L’attività di analisi e specifica dei requisiti termina con la redazione di un documento, il Software Requirements Specification, il quale dovrebbe mostrare caratteristiche di completezza e coerenza. Nel dettaglio, la fase di analisi e specifica dei requisiti si ritiene conclusa dopo che:

  1. sia stato studiato il contesto e raccolte le esigenze del cliente,
  2. siano analizzate le richieste per capirne la realizzabilità,
  3. siano state negoziate le priorità di sviluppo.

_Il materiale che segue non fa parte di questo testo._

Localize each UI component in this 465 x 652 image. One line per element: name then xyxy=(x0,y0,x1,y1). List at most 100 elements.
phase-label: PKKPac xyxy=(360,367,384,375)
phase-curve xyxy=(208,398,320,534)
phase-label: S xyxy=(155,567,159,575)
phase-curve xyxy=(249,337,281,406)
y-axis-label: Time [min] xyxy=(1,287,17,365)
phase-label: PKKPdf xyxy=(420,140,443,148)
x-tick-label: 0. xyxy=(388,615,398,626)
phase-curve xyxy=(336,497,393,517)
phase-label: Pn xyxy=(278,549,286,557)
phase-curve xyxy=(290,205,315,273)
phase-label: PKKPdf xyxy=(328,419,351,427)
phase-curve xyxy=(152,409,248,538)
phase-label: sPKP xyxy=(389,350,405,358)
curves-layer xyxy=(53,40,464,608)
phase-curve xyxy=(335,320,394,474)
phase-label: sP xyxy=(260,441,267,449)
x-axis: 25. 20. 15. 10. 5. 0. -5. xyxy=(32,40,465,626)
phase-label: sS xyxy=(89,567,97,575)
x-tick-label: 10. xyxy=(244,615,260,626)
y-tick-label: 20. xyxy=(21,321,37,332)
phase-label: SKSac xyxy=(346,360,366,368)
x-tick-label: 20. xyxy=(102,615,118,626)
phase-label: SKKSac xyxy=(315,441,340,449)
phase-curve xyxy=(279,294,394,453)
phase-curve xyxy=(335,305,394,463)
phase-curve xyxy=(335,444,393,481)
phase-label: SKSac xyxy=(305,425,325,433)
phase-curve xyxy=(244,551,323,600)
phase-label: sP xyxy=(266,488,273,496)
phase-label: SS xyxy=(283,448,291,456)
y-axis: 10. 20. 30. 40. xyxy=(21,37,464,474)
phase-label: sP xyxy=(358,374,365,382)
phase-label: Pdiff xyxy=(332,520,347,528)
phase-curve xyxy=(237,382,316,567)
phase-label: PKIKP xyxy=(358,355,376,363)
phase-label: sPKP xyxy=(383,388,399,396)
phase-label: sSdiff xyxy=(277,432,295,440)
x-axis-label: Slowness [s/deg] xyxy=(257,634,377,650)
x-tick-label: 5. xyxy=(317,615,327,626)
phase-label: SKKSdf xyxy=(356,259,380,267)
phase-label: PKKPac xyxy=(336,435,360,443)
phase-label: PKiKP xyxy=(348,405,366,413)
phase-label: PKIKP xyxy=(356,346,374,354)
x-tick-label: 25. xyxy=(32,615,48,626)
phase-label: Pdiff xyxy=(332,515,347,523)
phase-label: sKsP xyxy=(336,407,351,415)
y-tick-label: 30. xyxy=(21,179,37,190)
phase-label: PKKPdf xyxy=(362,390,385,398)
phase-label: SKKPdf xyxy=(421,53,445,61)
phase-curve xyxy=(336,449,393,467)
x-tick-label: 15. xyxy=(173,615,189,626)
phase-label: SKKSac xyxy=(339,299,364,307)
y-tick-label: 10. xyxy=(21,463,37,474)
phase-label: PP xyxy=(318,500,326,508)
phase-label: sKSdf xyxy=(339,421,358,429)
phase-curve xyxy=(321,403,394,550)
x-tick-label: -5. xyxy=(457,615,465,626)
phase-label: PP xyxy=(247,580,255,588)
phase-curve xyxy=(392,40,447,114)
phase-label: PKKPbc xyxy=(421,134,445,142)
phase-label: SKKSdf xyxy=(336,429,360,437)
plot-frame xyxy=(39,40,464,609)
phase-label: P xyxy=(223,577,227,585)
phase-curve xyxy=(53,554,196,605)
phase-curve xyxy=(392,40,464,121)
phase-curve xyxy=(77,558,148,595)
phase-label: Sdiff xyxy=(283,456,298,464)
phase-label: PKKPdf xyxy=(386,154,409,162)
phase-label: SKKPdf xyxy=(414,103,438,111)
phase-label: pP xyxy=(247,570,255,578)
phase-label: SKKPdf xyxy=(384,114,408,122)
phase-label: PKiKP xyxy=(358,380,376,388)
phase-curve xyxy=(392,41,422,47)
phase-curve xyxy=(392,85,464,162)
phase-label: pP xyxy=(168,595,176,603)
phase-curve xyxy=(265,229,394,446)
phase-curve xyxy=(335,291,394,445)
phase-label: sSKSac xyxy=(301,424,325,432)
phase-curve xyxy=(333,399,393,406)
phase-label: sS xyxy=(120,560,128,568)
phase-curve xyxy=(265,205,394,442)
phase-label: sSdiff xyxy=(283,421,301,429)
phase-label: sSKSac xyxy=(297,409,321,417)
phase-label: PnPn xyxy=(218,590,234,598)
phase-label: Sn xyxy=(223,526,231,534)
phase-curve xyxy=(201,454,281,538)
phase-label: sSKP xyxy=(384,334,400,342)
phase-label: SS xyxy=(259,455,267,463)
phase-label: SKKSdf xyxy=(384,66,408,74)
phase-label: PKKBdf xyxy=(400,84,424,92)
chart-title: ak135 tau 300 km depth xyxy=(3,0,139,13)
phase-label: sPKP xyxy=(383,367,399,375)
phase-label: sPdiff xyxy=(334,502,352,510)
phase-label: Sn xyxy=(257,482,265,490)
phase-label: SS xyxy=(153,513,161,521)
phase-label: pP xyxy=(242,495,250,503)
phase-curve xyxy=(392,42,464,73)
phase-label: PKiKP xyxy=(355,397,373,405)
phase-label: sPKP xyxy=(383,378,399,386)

Richiedere queste caratteristiche per un sistema software relativo ad un sistema di grandi dimensioni e complesso è un’impresa impegnativa, se non impossibile per due ragioni: la prima riguarda la facilità nel commettere errori ed omissioni nello scrivere le specifiche dei requisiti, la seconda riguarda le esigenze, a volte contrastanti, degli stakeholder coinvolti.
Per scovare le incongruenze in un documento di specifica dei requisiti è, quindi, necessaria un’analisi attenta che, purtroppo, a volte viene effettuata solo a valle della consegna del prodotto software al cliente.

Ingegneria dei Requisiti: Analisi funzionale e specifica dei requisiti del software

I requisiti non funzionali specificano o limitano le proprietà complessive del sistema come le prestazioni, la disponibilità, la protezione: spesso sono più critici dei singoli requisiti funzionali tanto da poter rendere il sistema inutilizzabile nel caso in cui non trovino corrispondenza nella specifica. Infatti, essi possono essere vincolati a limiti di budget, alle politiche organizzative, di sicurezza, privacy (dove i principali tipi di requisiti non funzionali sono: i requisiti di prodotto, i requisiti esterni, i requisiti organizzativi), alla necessità di interoperabilità con altri sistemi software o hardware.

Una difficoltà che accompagna tali requisiti riguarda la loro verificabilità: infatti, è abbastanza comune che gli utenti o i clienti si riferiscano ad essi come obiettivi generali che il sistema deve perseguire, dando la libertà agli sviluppatori di interpretarli in maniera arbitraria. Questa potrebbe essere una causa di malcontento da parte del commitente, una volta rilasciato il prodotto.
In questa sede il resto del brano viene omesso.